To Lionel Page who kind enough to write a few words about my book Liberalism That Wins. Lionel is a behavioural economist who writes excellent pieces on cooperation, morality, and more!

“Too often discussions about how society should be organised do not take into consideration our modern understanding of human psychology: how we think and behave and why we think and behave the way we do. Political theory is then too often built on clouds. They are beautiful discussions that implicitly or explicitly assume some ideal humans forming societies. Unfortunately, history has taught us that building political projects on ideal conceptions of human nature is fraught with risks. First, many institutions might fail because people do not behave as ideally as initially assumed. Second, the state and its leaders might proceed to make actual humans fit the ideal picture assumed by the ideology, often at a great cost in terms of political rights and social well-being.
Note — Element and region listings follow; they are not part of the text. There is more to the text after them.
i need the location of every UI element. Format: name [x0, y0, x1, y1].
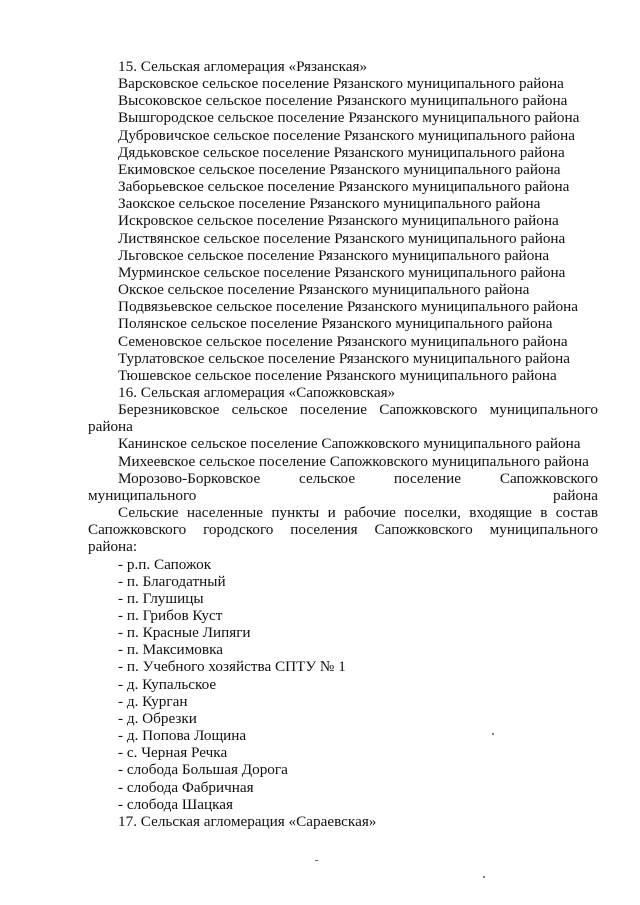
- list-item: Искровское сельское поселение Рязанского муниципального района: [118, 212, 559, 230]
- list-item: Варсковское сельское поселение Рязанского муниципального района: [118, 75, 564, 93]
- list-item: Турлатовское сельское поселение Рязанского муниципального района: [118, 349, 570, 367]
- settlement-item: - п. Благодатный: [118, 572, 226, 590]
- list-item: Морозово-Борковское сельское поселение Сапожковского муниципального района: [88, 469, 598, 504]
- settlements-note: Сельские населенные пункты и рабочие поселки, входящие в состав Сапожковского городского поселения Сапожковского муниципального района:: [88, 504, 598, 556]
- list-item: Заборьевское сельское поселение Рязанского муниципального района: [118, 178, 570, 196]
- list-item: Полянское сельское поселение Рязанского муниципального района: [118, 315, 553, 333]
- settlement-item: - слобода Фабричная: [118, 778, 254, 796]
- list-item: Дядьковское сельское поселение Рязанского муниципального района: [118, 143, 565, 161]
- settlement-item: - п. Максимовка: [118, 641, 223, 659]
- list-item: Михеевское сельское поселение Сапожковского муниципального района: [118, 452, 589, 470]
- list-item: Высоковское сельское поселение Рязанского муниципального района: [118, 92, 568, 110]
- list-item: Екимовское сельское поселение Рязанского муниципального района: [118, 160, 561, 178]
- list-item: Окское сельское поселение Рязанского муниципального района: [118, 281, 530, 299]
- scan-speck: [483, 876, 485, 878]
- settlement-item: - р.п. Сапожок: [118, 555, 212, 573]
- list-item: Канинское сельское поселение Сапожковского муниципального района: [118, 435, 581, 453]
- settlement-item: - д. Обрезки: [118, 709, 197, 727]
- list-item: Льговское сельское поселение Рязанского муниципального района: [118, 246, 550, 264]
- document-page: [88, 58, 598, 830]
- list-item: Семеновское сельское поселение Рязанского муниципального района: [118, 332, 568, 350]
- settlement-item: - п. Глушицы: [118, 589, 204, 607]
- list-item: Тюшевское сельское поселение Рязанского муниципального района: [118, 366, 557, 384]
- settlement-item: - д. Курган: [118, 692, 188, 710]
- list-item: Вышгородское сельское поселение Рязанского муниципального района: [118, 109, 580, 127]
- settlement-item: - с. Черная Речка: [118, 744, 228, 762]
- list-item: Подвязьевское сельское поселение Рязанского муниципального района: [118, 298, 578, 316]
- settlement-item: - п. Грибов Куст: [118, 607, 223, 624]
- settlement-item: - слобода Большая Дорога: [118, 761, 288, 779]
- settlement-item: - д. Купальское: [118, 675, 217, 693]
- list-item: Листвянское сельское поселение Рязанского муниципального района: [118, 229, 566, 247]
- section-16-heading: 16. Сельская агломерация «Сапожковская»: [118, 383, 396, 401]
- settlement-item: - слобода Шацкая: [118, 795, 233, 813]
- scan-speck: [492, 733, 494, 735]
- scan-speck: [315, 860, 318, 861]
- list-item: Дубровичское сельское поселение Рязанского муниципального района: [118, 126, 576, 144]
- list-item: Заокское сельское поселение Рязанского муниципального района: [118, 195, 541, 213]
- settlement-item: - п. Учебного хозяйства СПТУ № 1: [118, 658, 346, 676]
- settlement-item: - п. Красные Липяги: [118, 624, 251, 642]
- list-item: Березниковское сельское поселение Сапожковского муниципального района: [88, 401, 598, 436]
- settlement-item: - д. Попова Лощина: [118, 727, 247, 745]
- section-17-heading: 17. Сельская агломерация «Сараевская»: [118, 812, 377, 830]
- list-item: Мурминское сельское поселение Рязанского муниципального района: [118, 263, 566, 281]
- section-15-heading: 15. Сельская агломерация «Рязанская»: [118, 58, 368, 75]
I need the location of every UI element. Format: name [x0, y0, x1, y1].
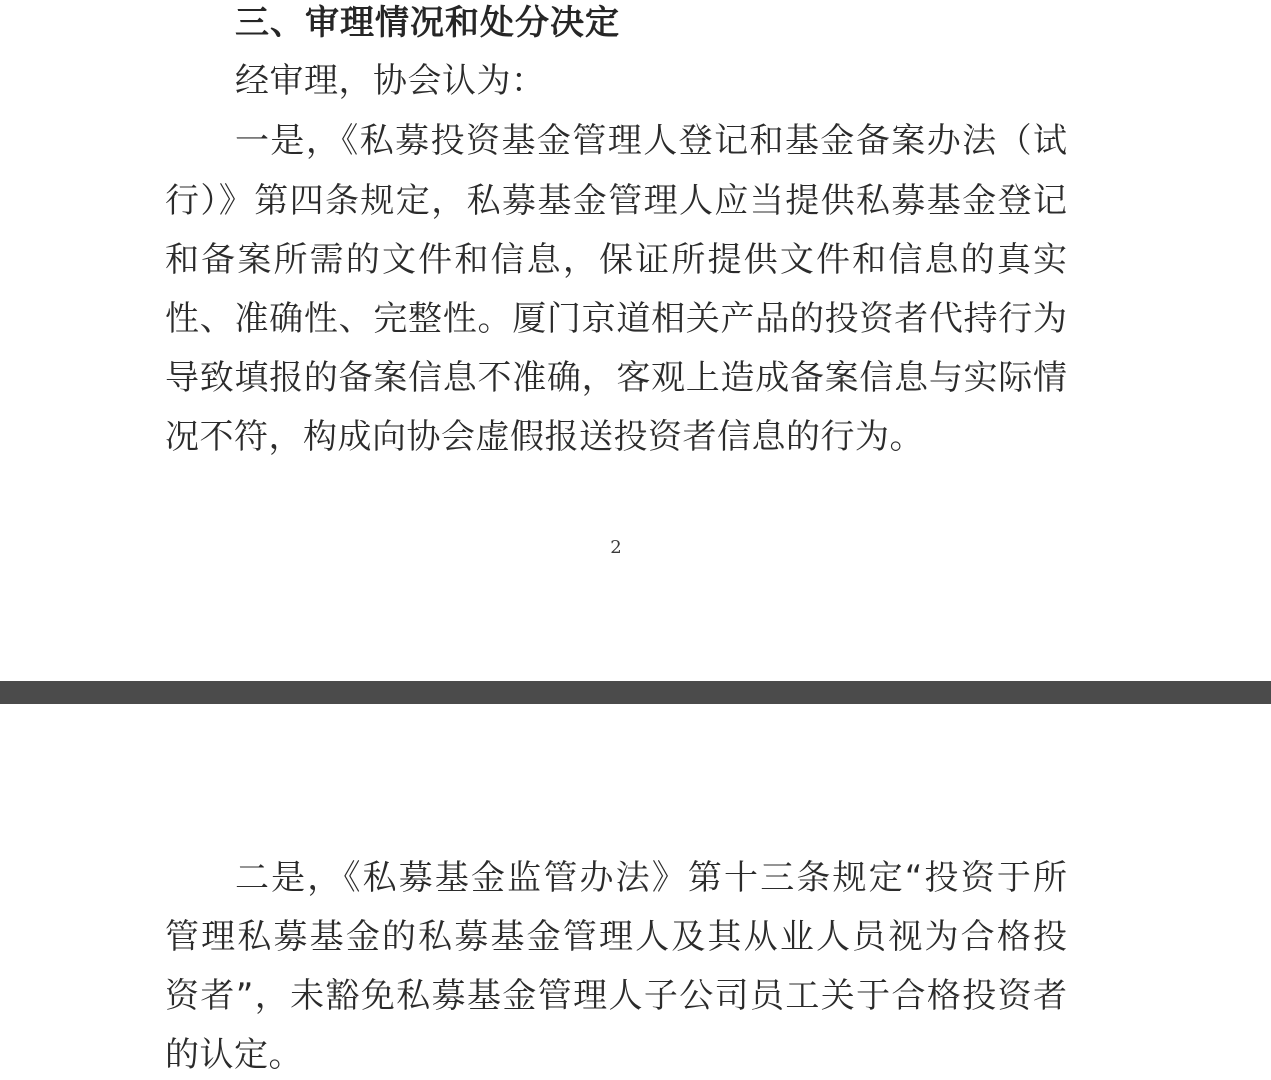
- paragraph-two-line-1: 二是，《私募基金监管办法》第十三条规定“投资于所: [235, 858, 1067, 898]
- paragraph-one-line-6: 况不符，构成向协会虚假报送投资者信息的行为。: [165, 417, 924, 457]
- paragraph-one-line-1: 一是，《私募投资基金管理人登记和基金备案办法（试: [235, 121, 1067, 161]
- section-heading: 三、审理情况和处分决定: [235, 3, 620, 43]
- paragraph-intro-line: 经审理，协会认为：: [235, 61, 546, 101]
- paragraph-one-line-3: 和备案所需的文件和信息，保证所提供文件和信息的真实: [165, 240, 1067, 280]
- page-separator: [0, 681, 1271, 704]
- paragraph-one-line-2: 行）》第四条规定，私募基金管理人应当提供私募基金登记: [165, 181, 1067, 221]
- paragraph-one-line-4: 性、准确性、完整性。厦门京道相关产品的投资者代持行为: [165, 299, 1067, 339]
- paragraph-two-line-4: 的认定。: [165, 1035, 303, 1075]
- page-number: 2: [610, 537, 622, 558]
- document-page-3: [0, 704, 1271, 1080]
- paragraph-two-line-2: 管理私募基金的私募基金管理人及其从业人员视为合格投: [165, 917, 1067, 957]
- paragraph-two-line-3: 资者”，未豁免私募基金管理人子公司员工关于合格投资者: [165, 976, 1067, 1016]
- paragraph-one-line-5: 导致填报的备案信息不准确，客观上造成备案信息与实际情: [165, 358, 1067, 398]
From that perspective, this book is very much welcome. Fully attuned to the modern evidence on human psychology and behaviour, Nathan Murphy makes a case for liberal institutions for real humans. More than useful, this approach is greatly needed at a time where Western democracies are facing unprecedented challenges, tensions and, in some cases, political regression. This book will be a great read for any politician, journalist, and thinker interested in the prospect of liberal projects that do not rely on enticing but misguided wishful thinking and actually works because it takes the constraints of reality seriously.”